Retour de ma rubrique qui s’arrête sur des mots et des expressions propres aux textes du blues, dont on ne trouve pas la traduction dans les dictionnaires traditionnels (*). Il s’agit essentiellement d’expliquer le sens de ces termes nés lors de la conception du blues, soit dans les années 1880, en les remettant dans le contexte des compositions des musiques afro-américaines. Aujourd’hui, arrêtons-nous sur fat mouth (aussi fatmouth), une expression pour une fois facile à traduire en français. En effet, la première traduction qui vient à l’esprit est logiquement « grande gueule », pour désigner une personne qui parle trop, haut et fort pour impressionner la galerie, et dont le discours ne se traduit généralement pas en actes. Sous cet angle, on retrouve l’expression dans les textes des bluesmen, mais ils l’utilisent aussi dans d’autres sens.

Mais les origines de fat mouth sont bien plus anciennes, et selon Debra Devi dans The Language of the Blues: From Alcorub to Zuzu, elles remontent à la fin du XVIIe siècle et nous conduisent surtout en Afrique de l’Ouest, d’où furent déportés la majorité des esclaves vers les Antilles et les Amériques. Dans une région alors appelée Sénégambie, qui correspond aujourd’hui au Sénégal, à la Gambie, à la Guinée-Bissau, et à des parties du Mali, de la Mauritanie et de la Guinée-Conakry, on parle des langues mandingues. Et en mandingue, il exise le terme da-ba, qui caractérise une personne au propos excessif dans le but d’attirer un(e) partenaire au lit en l’abreuvant de flatteries, et qui se traduit en anglais par fat mouth. On estime également que da-ba serait à l’origine de blabbermouth, qui désigne une pipelette… En tout cas, Tommy Johnson l’a chanté dès 1928 dans ce qui deviendra un classique du blues, Big fat ma(m)ma blues. D’autres bluesmen aborderont toutefois fat mouth différemment. Ainsi, par extension, fat mouth peut désigner une personne (souvent des hommes mais aussi des femmes), prête à tout pour s’attirer les bonnes grâces d’un(e) partenaire, quitte à se mettre littéralement sur la paille. Ce qui conduit à des désillusions et fait passer le fat mouth / fatmouth pour un abruti crédule…

Pour conclure, voici comme toujours des liens vers des chansons au contenu relatif à l’expression du jour.
– Fat mouth blues en 1926 par Papa Charlie Jackson.
– Got the blues en 1926 par Blind Lemon Jefferson.
– Big fat ma(m)ma blues en 1928 par Tommy Johnson.
– Fatmouth blues en 1930 par Dorothy Everetts.
– Fatmouth blues en 1932 par Ben Curry (Ben Covington).
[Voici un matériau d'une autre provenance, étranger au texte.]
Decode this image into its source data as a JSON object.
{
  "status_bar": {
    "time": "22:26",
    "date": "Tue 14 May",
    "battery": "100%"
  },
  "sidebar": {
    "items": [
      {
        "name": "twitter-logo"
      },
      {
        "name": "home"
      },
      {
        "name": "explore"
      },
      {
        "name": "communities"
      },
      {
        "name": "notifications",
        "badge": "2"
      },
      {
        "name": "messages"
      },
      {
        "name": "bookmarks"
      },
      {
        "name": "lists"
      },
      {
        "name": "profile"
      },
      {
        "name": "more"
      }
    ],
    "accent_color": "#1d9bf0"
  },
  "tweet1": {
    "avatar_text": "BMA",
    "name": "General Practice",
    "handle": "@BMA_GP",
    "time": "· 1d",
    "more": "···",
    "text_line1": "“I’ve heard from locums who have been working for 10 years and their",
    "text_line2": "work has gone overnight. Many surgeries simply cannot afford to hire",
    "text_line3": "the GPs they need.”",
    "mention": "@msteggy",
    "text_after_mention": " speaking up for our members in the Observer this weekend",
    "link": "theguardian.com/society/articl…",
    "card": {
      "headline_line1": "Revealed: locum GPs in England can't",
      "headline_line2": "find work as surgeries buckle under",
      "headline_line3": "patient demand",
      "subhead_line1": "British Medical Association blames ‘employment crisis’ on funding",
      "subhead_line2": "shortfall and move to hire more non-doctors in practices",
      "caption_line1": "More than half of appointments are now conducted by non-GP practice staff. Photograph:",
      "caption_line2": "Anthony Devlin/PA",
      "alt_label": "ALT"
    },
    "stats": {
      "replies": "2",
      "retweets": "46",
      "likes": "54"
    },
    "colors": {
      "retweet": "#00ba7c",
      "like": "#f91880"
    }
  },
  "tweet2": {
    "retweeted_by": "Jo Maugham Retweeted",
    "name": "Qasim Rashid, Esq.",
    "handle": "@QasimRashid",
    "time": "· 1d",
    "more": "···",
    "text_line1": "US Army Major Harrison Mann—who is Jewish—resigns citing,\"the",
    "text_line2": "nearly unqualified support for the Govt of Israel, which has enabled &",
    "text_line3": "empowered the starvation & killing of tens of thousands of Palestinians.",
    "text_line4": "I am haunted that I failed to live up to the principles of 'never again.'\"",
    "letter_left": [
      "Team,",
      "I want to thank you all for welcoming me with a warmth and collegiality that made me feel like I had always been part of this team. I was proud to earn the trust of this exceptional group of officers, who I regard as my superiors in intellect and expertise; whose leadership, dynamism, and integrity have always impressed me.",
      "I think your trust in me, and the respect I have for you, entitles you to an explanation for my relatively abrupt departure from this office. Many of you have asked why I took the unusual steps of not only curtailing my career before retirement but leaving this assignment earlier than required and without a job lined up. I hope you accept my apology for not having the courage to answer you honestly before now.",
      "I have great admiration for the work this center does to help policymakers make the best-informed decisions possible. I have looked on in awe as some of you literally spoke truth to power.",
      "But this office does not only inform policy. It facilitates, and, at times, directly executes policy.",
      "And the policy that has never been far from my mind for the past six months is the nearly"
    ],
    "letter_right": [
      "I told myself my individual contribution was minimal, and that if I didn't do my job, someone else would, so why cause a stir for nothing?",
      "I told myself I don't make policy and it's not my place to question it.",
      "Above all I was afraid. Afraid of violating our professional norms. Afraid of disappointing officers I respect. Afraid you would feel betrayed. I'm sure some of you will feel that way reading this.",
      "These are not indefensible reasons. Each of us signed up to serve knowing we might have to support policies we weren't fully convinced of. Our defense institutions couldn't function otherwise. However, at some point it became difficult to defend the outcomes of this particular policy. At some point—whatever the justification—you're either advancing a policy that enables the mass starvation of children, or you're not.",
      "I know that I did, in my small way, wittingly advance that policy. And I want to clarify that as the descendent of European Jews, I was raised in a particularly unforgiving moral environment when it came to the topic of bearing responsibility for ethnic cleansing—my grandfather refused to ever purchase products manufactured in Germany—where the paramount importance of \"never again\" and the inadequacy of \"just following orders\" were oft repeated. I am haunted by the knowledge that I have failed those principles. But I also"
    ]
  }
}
– Fat mouth blues en 1936 par Bo Carter (Bo Chatman).
(*) Rubrique réalisée avec entre autres sources les archives de la Bibliothèque du Congrès à Washington et les livres Talkin’ that talk – Le langage du blues et du jazz de Jean-Paul Levet (Outre Mesure, 2010), Barrelhouse Words – A Blues Dialect Dictionary de Stephen Calt (University of Illinois Press, 2009) et The Language of the Blues: From Alcorub to Zuzu de Debra Devi (True Nature Records and Books, 2012).